I am not blaming the father for the son’s crime. I would never go down that road. The rapist was legally an adult when he committed his crime. He alone is responsible, even if his father was as much of a fatuous idiot of a parent as this letter seems to indicate. We influence our children, but whether they commit crimes or win awards, ultimately the buck stops with them.
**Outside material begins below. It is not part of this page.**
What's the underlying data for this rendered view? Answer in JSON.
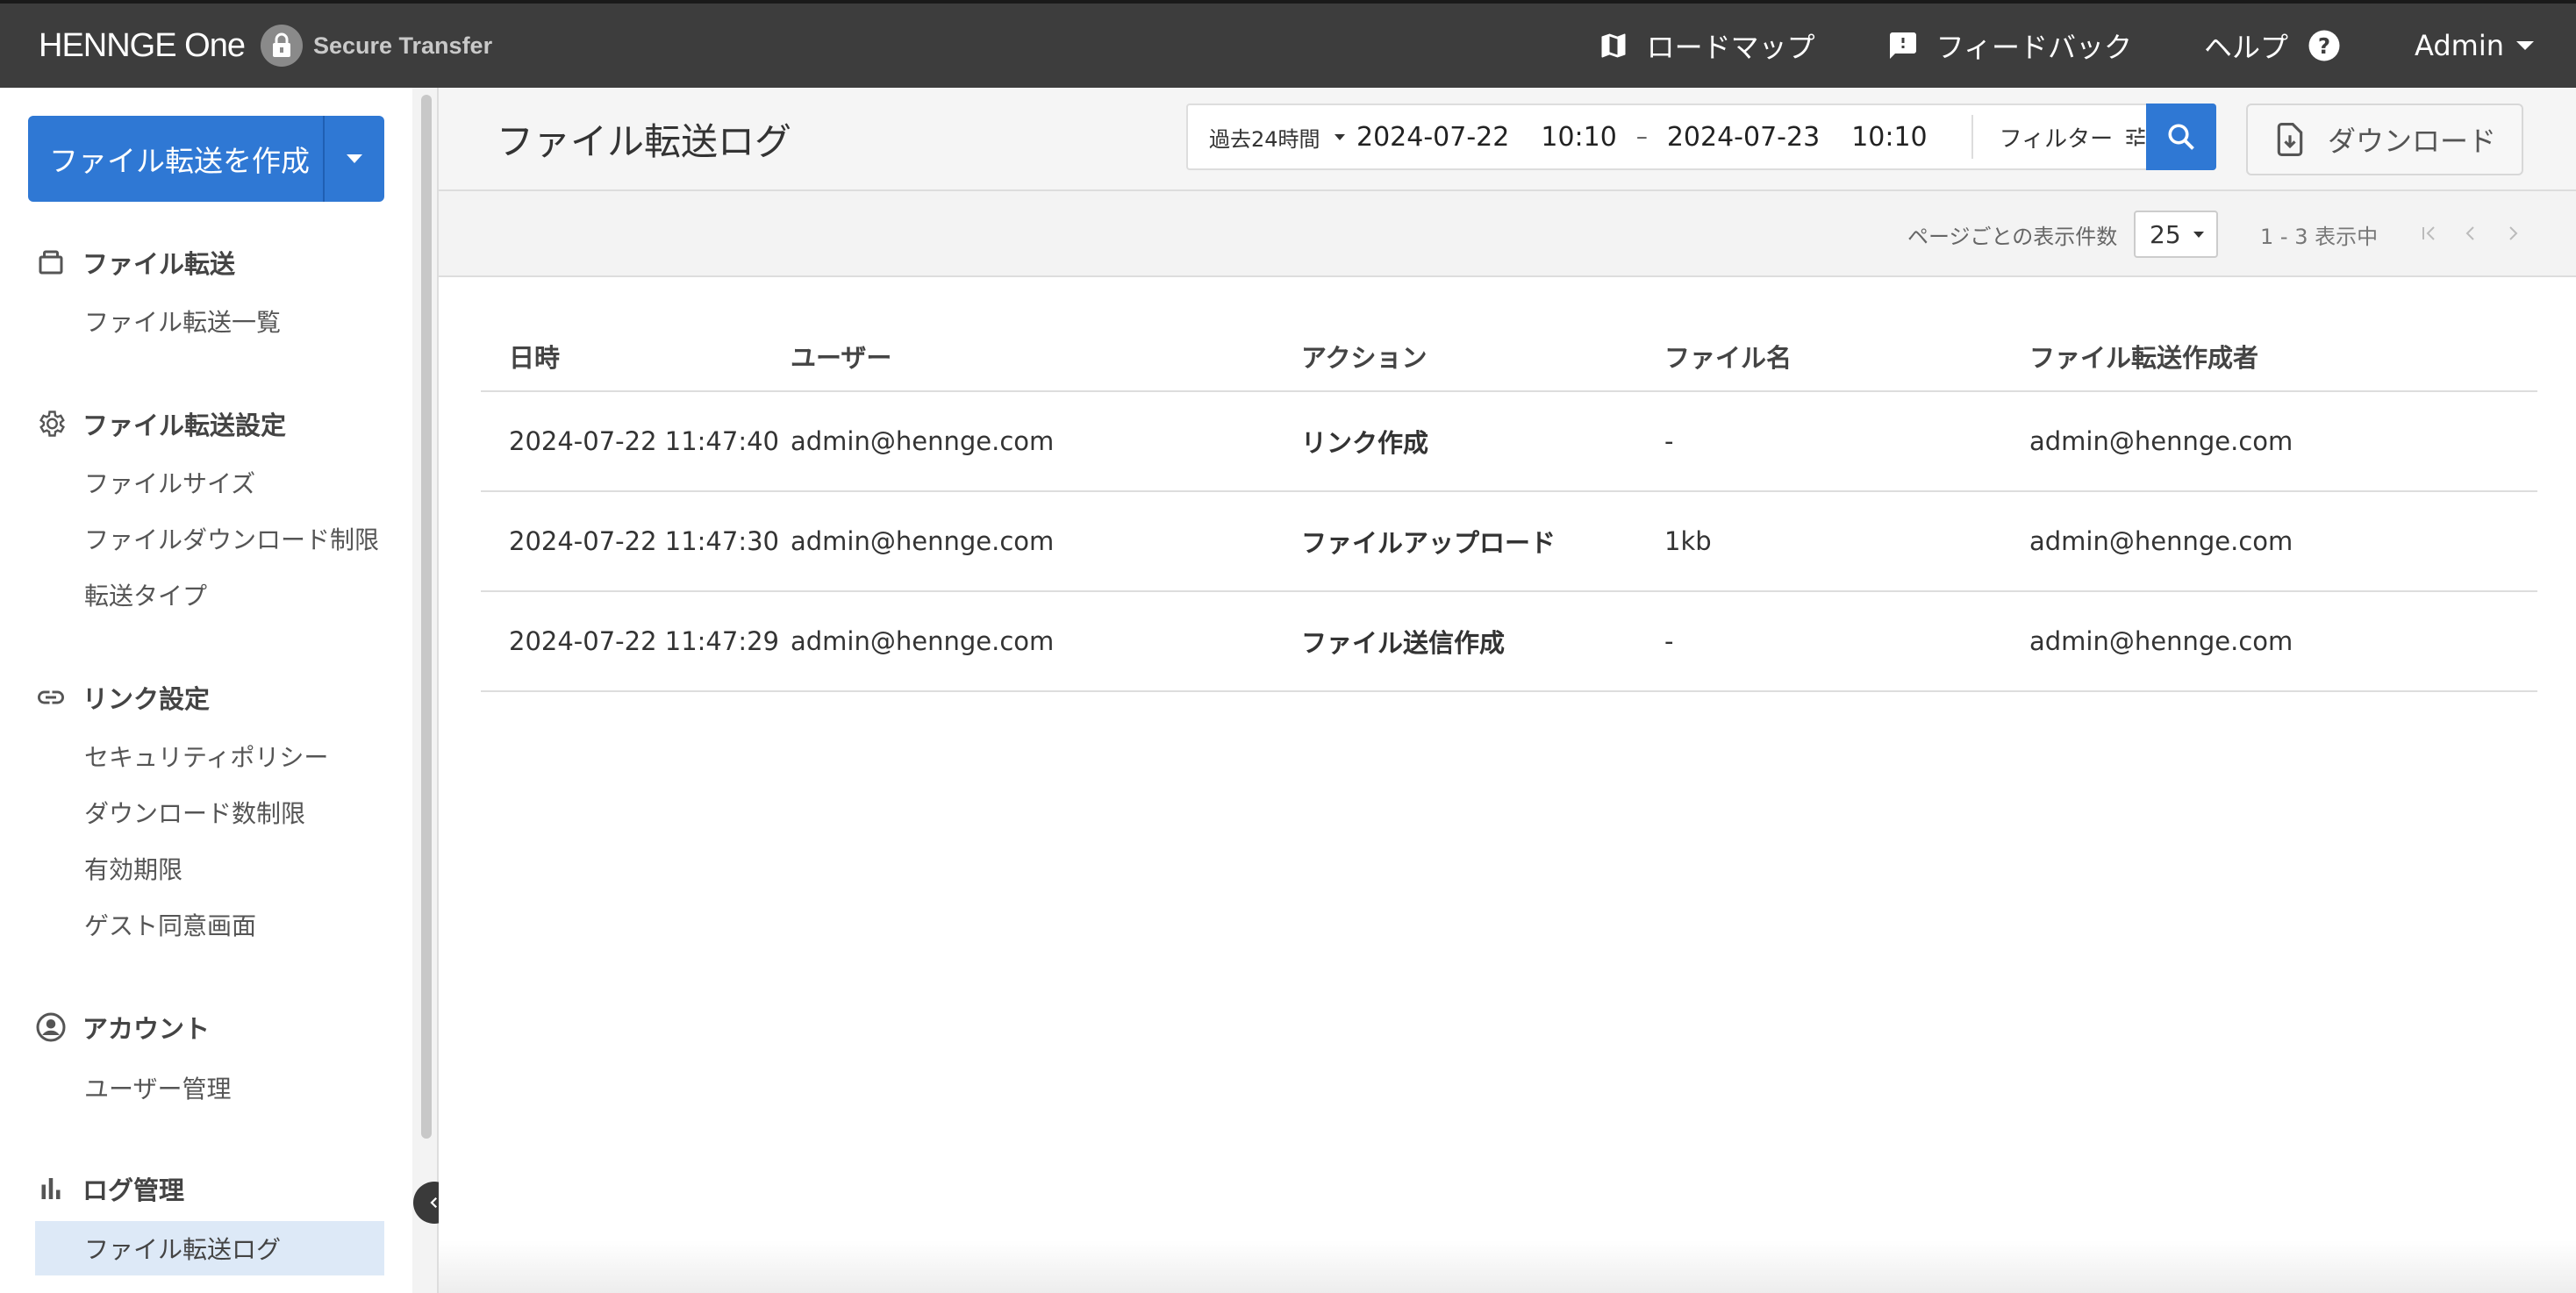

No, I am not blaming the father for the son’s crime, but I am saying this: As parents, it is our job to support our children. However, whingeing about how your son got into Stanford and is such a great swimmer and such a nice guy who loves his good food, and calling the time when some other parent’s child was raped and devastated “20 minutes of action”, isn’t support. It’s entitlement, snobbishness and sexism taken to toxic levels. I went to Stanford too. It doesn’t make me a better person than anybody else; it makes me damn lucky that I was in the right place at the right time. It doesn’t give me licence to ruin someone’s life and get off lightly because I like pretzels. But then maybe if I were white, had a penis and was a champion swimmer, things would be different. The impressionable young man who fell into bad company and a “culture of alcohol consumption and partying” was at the same university as Carl-Fredrik Arndt and Peter Jonsson, the two other Stanford students who stopped to rescue the woman Turner raped. Their fathers must be proud. And if the rapist in this case had been a black man, who didn’t go to Stanford, I wonder what his father could have said to sway the white judge—who also, like most people in this story, went to Stanford.
How would my father have reacted? I’ve written before about parents of victims, including my own parents, who were superb and did all the right things. But what about when you’re the parent of the bad guy? My father basically thought his children were perfect. He was undiscriminating in his adoration of us. But when we were in the wrong, oh, he let us know. What if my brother had committed a violent crime and hurt a woman? I think our father’s heart would have broken, and he would have visited his son in prison every day if he could. But I cannot imagine that he would have made excuses and asked for probation because his boy got good grades and went to the Massachusetts Institute of Technology and shouldn’t be punished for “20 minutes of action”. He would have stood by his son, because we stand by our children, but he would have been ashamed of him, rightly, and concerned for the real victim.
We’ve come a long way in the way we talk about rape. We aren’t automatically blaming the victim here. Just a few years ago, her being drunk would have been enough to make it all her fault. But not blaming the victim doesn’t mean you don’t blame anyone. And if it’s your child, no matter how loved, who must take the blame, then even though it will break your heart and sear your spirit, you must accept it.
Andrew Solomon, in his riveting book Far From The Tree: Parents, Children And The Search For Identity, has this to say about parents of criminals: “People who see and acknowledge the darkness in those they love, but whose love is only strengthened by that knowledge, achieve that truest love that is eagle-eyed even when the views are bleak.”
Your son did a terrible thing, Mr Turner. You can face this and still love him. If you instead feint and dodge and misdirect and refuse to put the responsibility where it lies, maybe it’s not him you love but a chimera of your own making. That type of love serves nobody.
Sohaila Abdulali is a New York-based writer. She writes a fortnightly column on women in the 21st century.